Initially, Elly Peterson decided, as she wrote a friend at the time, that the gathering was “definitely just the same womens lib people,” and chose not to attend. But after the founding meeting, when Peterson saw that women like Carpenter and Virginia Allan, a former president of the Federation of Business and Professional Women’s Clubs, were involved, she changed her mind. When the caucus immediately set out to recruit more Republican leaders, Peterson joined its first National Council.

At this year’s gathering, Eleanor Smeal, the former president of the National Organization for Women and now president of the Feminist Majority Foundation, joked with Alice Cohan, political director of the Feminist Majority, about their memories of the battles between various sub-caucuses that occurred 40 years ago. Smeal was then a polyester-pantsuit-clad activist from Pittsburgh and Cohan, a tie-dyed-caftan-clad college student, when they discovered their common interests as younger members of the caucus.

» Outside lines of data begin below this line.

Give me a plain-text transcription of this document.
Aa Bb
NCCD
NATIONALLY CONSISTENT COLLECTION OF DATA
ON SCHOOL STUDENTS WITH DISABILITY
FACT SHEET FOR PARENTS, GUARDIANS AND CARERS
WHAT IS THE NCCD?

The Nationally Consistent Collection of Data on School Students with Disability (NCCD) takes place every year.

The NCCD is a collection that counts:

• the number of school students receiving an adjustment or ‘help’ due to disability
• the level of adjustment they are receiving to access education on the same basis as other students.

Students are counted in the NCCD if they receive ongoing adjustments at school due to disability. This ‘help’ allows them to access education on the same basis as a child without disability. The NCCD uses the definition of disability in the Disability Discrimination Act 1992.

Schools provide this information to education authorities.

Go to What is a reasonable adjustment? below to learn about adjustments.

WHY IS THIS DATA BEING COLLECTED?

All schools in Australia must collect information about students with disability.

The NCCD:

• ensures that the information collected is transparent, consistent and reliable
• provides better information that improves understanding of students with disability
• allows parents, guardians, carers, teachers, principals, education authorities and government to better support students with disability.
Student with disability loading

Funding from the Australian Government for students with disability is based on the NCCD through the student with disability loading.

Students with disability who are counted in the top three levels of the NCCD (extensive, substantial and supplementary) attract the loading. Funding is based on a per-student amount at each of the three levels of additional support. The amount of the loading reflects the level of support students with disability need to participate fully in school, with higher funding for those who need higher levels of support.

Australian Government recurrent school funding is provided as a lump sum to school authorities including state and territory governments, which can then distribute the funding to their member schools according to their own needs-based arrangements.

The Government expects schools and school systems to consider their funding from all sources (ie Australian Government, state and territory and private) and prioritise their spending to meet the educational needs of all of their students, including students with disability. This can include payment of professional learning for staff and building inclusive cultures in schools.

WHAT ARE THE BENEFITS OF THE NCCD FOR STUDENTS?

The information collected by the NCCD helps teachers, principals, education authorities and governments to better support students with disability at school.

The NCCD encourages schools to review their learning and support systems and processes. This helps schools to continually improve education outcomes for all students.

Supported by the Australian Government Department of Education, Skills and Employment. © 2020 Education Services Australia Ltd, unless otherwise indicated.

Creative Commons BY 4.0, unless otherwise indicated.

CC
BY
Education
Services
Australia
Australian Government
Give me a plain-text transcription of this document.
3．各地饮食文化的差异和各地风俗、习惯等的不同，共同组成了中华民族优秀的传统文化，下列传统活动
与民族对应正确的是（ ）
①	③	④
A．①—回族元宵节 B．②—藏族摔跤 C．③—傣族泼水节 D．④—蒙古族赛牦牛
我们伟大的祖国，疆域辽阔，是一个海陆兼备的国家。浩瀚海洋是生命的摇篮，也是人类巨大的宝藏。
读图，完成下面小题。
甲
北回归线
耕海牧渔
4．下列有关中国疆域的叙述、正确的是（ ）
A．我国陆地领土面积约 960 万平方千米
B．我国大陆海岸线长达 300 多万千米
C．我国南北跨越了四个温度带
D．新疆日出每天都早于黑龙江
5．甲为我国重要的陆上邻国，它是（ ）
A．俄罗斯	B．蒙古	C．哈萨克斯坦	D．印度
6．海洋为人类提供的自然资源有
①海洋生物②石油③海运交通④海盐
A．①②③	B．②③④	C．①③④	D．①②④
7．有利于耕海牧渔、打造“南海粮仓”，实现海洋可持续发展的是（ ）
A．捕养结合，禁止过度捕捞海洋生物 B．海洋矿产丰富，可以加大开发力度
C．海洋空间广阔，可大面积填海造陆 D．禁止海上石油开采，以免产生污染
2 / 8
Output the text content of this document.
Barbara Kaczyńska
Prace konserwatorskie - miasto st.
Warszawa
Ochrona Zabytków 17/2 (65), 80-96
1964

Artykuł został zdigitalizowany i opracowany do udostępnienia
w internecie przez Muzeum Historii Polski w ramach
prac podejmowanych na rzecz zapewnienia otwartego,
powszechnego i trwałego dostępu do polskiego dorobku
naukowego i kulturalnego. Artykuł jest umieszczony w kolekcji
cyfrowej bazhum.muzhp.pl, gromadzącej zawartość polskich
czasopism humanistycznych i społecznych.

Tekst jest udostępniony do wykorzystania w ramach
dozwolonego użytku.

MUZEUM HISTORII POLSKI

Many battles ensued before an organizational structure was hammered out. But as Feit observed, the results of the caucus meeting made the front page of The New York Times and other major newspapers. “If we had not had a good positive response from the press,” she noted, the caucus never would have gotten off the ground.

The caucus formed two task forces, one for Democrats and one for Republicans, and both worked to involve more women in their party’s presidential nominating conventions, and to encourage more women to run for public office. Peterson and Carpenter became close friends, and five years later were recruited to serve as co-chairs of ERAmerica, the coalition of organizations that worked for ratification of the Equal Rights Amendment.

Sadly, that bipartisan approach would not survive for long. As Carpenter recalled, “One of the real cruelties of history is that after Elly Peterson, Betty Ford and Jill Ruckelshaus had brought many bright young Republican women in—it was Ronald Reagan who ran them off when he stopped the ERA plank” at the 1980 Republican National Convention “and abandoned the fight for choice. We needed them. They were well-educated, competent and potential candidates for public office. Many are now dropouts from politics.”

Forty years ago there was only one woman serving in the U. S. Senate and only 13 in the U. S. House. In 2011, there were 17 women in the Senate and 73 in the House. Still no one at last weekend’s meeting was ready to declare victory. In the last election cycle the numbers of women in Congress actually declined, though women have since won two special elections for open congressional seats.

At an afternoon workshop at this year’s gathering, Smeal sounded a rallying cry: “All of us have to come to the aid of our movement because it is being battered.” She pointed to recent legislative challenges to funding for Planned Parenthood, the Supreme Court’s recent decision rejecting sex-discrimination complaints at Wal-mart, as well as threatened cuts to Social Security, Medicare and Medicaid.

“They still want to keep us barefoot and pregnant,” she said, “but we are not going back!”